Guard – Retin Obasohan – Junior, 6-1, 208; 2014-15: 5 ppg, 2.5 rpg
Obasohan is the player Vanderbilt will need to focus on more than any other, if only because he was the star of Alabama’s win over South Carolina on Tuesday. What’s also worth noting about Obasohan is that when he played Vanderbilt the first time, he was returning from a two-game absence due to a hand injury. He was just getting back into the swing of things. Now, he’s a more polished player. It’s important to point out that he’s averaging over 13 points per game in his last six outings. Forget the five-points-per-game season average. He’s become a leader on this team, and Bama’s thin bench means he’ll probably try to assert himself to an even greater extent on Saturday afternoon.
Guard – Rodney Cooper – Senior, 6-6, 218; 2014-15: 10.3 ppg, 3.8 rpg, 1.7 assists per game
Given that Alabama is so conspicuously limited in the frontcourt, and given that Vanderbilt has struggled to defend the perimeter this season, Cooper looms as a natural point of focus for VU’s defense. One thing that’s particularly necessary to mention is that VU must defend Cooper not in isolation, but as a teammate working in tandem with both Obasohan and the next player on this list:
Guard – Levi Randolph – Senior, 6-5, 208; 2014-15: 14.8 ppg, 5 rpg, 2.4 apg
The leading scorer on the Tide will feel it necessary to take charge of this team’s offense, with Obasohan trying to figure out the best way to play off him and see how Randolph might pry open Vanderbilt’s defense. It’s plainly apparent that Alabama has three players who can hurt the Dores. The key for VU is not to find a way to defend one of these three, but all of them as a unit.

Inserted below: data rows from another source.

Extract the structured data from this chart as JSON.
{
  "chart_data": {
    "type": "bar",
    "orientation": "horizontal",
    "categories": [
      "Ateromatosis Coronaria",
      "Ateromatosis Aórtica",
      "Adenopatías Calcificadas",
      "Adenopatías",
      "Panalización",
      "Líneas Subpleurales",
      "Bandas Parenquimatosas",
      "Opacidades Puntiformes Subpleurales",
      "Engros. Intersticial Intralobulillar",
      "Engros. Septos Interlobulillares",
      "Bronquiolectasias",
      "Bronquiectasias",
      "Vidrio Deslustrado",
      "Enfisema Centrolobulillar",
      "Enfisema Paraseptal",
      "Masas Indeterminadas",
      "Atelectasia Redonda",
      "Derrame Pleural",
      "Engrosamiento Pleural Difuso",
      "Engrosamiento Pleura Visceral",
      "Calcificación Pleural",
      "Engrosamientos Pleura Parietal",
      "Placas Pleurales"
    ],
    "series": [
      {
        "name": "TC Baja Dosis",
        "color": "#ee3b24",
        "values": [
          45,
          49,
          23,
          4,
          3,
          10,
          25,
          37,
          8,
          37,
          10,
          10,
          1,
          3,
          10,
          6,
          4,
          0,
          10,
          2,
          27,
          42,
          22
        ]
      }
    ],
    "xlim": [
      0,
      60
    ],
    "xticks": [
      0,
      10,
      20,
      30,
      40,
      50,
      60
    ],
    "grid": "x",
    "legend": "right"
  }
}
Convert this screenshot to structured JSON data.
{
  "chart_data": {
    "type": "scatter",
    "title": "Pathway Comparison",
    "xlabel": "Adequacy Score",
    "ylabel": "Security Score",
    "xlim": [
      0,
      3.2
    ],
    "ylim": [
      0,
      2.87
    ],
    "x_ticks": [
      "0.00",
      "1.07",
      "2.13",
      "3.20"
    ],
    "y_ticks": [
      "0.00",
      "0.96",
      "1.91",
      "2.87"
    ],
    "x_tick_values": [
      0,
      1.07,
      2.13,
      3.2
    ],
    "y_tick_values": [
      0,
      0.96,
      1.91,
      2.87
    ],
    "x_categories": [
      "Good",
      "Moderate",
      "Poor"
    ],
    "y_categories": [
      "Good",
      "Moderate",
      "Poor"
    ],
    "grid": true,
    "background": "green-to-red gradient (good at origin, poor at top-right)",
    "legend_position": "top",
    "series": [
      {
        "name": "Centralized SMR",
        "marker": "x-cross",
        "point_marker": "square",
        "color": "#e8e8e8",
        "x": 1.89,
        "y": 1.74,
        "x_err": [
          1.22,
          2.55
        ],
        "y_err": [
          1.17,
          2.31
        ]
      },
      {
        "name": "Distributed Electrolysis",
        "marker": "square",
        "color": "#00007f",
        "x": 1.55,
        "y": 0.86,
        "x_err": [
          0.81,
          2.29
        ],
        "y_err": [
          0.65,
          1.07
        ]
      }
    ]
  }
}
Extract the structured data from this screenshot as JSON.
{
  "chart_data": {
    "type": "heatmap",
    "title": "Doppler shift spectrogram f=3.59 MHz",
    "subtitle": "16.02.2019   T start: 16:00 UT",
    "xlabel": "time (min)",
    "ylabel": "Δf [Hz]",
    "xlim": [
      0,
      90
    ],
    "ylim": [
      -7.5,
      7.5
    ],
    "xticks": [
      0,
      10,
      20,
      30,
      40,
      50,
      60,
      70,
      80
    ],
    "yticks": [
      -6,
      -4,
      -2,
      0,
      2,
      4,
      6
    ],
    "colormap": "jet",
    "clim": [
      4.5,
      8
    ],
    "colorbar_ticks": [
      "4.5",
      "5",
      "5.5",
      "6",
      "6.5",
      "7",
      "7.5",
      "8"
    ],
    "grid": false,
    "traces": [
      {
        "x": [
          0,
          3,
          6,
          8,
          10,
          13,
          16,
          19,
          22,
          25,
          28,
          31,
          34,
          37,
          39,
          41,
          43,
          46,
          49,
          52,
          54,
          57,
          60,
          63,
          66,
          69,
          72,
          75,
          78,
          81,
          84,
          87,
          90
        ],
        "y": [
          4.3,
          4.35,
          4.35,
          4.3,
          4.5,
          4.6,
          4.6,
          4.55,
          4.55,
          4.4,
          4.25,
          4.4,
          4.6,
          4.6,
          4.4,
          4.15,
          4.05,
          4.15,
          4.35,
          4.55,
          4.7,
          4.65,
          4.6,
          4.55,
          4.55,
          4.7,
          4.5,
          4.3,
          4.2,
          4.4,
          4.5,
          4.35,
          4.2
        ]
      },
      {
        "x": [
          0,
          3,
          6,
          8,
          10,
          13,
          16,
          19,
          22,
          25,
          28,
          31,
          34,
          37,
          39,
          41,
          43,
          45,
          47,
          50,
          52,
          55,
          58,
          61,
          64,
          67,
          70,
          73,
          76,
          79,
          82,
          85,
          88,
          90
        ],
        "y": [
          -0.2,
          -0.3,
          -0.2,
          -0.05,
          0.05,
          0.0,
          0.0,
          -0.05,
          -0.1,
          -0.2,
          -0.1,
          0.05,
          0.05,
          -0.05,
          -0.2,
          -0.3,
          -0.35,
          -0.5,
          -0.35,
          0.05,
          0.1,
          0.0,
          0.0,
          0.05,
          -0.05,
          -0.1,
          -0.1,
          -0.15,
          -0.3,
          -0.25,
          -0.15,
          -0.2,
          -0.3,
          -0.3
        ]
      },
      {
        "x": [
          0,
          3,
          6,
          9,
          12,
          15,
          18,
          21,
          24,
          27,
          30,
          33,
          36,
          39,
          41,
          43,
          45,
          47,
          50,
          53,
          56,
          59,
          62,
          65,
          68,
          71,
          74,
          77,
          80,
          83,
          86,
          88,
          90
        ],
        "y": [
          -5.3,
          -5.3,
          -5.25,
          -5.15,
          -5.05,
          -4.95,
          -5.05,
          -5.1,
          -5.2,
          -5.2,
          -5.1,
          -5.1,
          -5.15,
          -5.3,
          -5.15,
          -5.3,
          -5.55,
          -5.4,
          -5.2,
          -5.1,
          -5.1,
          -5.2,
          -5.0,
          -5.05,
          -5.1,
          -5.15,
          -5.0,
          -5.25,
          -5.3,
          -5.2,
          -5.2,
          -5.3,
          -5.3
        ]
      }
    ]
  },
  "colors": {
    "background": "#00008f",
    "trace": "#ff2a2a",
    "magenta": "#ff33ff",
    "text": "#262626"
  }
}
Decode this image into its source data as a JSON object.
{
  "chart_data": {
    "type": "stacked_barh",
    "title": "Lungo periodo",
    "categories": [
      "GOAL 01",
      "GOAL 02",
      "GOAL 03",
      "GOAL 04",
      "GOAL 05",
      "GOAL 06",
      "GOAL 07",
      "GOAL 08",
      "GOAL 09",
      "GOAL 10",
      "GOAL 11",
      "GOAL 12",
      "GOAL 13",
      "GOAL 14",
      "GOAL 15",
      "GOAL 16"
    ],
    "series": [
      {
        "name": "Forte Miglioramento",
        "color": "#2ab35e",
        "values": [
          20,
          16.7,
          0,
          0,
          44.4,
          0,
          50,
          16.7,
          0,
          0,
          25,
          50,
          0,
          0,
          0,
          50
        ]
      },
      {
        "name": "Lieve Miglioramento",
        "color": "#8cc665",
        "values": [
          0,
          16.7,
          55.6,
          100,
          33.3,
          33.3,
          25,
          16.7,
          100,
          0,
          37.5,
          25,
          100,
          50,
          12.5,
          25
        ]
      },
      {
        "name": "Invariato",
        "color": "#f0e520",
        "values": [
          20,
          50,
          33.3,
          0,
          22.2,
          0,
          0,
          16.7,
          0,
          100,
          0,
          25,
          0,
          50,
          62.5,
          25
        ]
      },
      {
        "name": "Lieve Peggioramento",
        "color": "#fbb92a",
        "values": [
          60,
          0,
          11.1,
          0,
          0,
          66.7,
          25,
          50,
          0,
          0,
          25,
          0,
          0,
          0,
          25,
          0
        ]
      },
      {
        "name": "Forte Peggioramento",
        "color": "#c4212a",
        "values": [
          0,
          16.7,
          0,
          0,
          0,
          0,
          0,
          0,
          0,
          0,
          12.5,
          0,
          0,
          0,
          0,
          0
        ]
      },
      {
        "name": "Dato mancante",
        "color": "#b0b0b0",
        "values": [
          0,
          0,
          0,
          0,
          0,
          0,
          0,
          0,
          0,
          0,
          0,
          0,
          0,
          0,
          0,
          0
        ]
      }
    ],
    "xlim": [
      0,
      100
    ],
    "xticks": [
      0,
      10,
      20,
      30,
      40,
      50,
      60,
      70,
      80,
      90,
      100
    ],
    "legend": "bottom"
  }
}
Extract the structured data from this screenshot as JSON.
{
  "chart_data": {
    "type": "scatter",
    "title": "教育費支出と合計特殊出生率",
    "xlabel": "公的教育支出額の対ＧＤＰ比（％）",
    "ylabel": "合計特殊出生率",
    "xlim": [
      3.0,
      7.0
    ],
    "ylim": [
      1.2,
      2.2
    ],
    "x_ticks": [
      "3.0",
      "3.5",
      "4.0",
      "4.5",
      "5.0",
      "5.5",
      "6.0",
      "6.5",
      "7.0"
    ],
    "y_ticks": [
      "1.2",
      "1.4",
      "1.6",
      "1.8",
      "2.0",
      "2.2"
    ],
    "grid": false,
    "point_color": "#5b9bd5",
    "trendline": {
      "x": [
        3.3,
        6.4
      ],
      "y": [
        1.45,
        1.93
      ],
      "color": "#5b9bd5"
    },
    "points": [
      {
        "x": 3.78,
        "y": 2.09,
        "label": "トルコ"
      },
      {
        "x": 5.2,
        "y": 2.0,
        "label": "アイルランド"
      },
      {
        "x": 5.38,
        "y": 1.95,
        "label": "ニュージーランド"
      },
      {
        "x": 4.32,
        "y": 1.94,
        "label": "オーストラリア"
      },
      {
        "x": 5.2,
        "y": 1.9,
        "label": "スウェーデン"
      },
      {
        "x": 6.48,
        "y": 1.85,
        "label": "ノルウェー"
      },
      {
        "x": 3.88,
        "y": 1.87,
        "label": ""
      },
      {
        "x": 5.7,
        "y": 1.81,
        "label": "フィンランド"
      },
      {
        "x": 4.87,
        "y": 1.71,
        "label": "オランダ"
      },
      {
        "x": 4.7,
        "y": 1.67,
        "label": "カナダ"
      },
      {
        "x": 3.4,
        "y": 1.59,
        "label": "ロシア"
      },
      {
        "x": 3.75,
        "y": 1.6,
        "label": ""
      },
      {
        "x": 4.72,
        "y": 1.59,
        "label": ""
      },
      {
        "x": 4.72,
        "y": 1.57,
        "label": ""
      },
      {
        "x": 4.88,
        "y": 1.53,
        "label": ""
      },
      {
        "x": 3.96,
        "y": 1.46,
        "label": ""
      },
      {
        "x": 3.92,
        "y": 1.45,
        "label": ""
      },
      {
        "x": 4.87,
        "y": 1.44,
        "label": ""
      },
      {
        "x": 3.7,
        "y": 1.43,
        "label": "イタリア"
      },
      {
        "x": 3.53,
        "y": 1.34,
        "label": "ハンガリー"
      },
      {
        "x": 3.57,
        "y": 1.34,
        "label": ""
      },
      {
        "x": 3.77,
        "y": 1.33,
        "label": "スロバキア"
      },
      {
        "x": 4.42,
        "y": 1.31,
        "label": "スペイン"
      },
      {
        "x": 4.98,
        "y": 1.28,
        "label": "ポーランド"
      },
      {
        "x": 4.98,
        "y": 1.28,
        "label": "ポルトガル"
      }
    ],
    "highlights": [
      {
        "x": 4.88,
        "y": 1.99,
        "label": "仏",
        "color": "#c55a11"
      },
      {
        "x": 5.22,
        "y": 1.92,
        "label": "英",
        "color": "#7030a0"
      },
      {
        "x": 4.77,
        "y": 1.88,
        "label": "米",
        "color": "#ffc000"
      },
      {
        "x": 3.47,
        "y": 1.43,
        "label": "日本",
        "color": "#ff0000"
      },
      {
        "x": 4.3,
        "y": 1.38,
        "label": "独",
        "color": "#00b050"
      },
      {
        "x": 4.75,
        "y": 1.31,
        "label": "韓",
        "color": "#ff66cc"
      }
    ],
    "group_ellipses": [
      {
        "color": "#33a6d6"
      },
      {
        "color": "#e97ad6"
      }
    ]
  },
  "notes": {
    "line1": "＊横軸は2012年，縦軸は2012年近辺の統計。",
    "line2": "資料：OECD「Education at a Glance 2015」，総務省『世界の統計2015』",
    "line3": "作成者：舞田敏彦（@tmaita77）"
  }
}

What can Grant get out of his thinned-out bench? Guard Devin Mitchell didn’t play against South Carolina. Rarely-used forward Dakota Slaughter played four minutes. Justin Coleman, a guard who played 17 minutes against South Carolina, should very likely get at least 20 minutes in this contest to give his teammates a rest at various points in time. All in all, only six players figure to get extended minutes for Alabama. Mitchell and Slaughter don’t appear ready to be able to handle the speed of the game; they might get a few possessions just before TV timeouts to give the starters small but timed breaks.
Keys to the Game
1) Handle the unwanted distraction from Thursday night. This Kevin Stallings-Wade Baldwin story will remain a big deal only if everyone in the VU locker room allows it to. No, this story isn’t a big deal and shouldn’t be a big deal… but if it does divide the team and create doubts about the coach’s authority as a trusted leader, then we’ll have problems. Being together is the most important thing Vanderbilt can – and must – do to properly prepare for this game.
2) Be ready to attack the basket. Yes, when you’re hitting 13 of 25 threes, you’re going to win a lot of games, but what happens when the shots aren’t flowing and you’re not tickling twine with regularity? Vanderbilt can’t fall in love with the three to the extent that it takes “fool’s gold” shots or relies on the three too instinctively. Great teams are able to get to the rim when outside shots aren’t falling. VU has to be ready to do this if the threes don’t drop.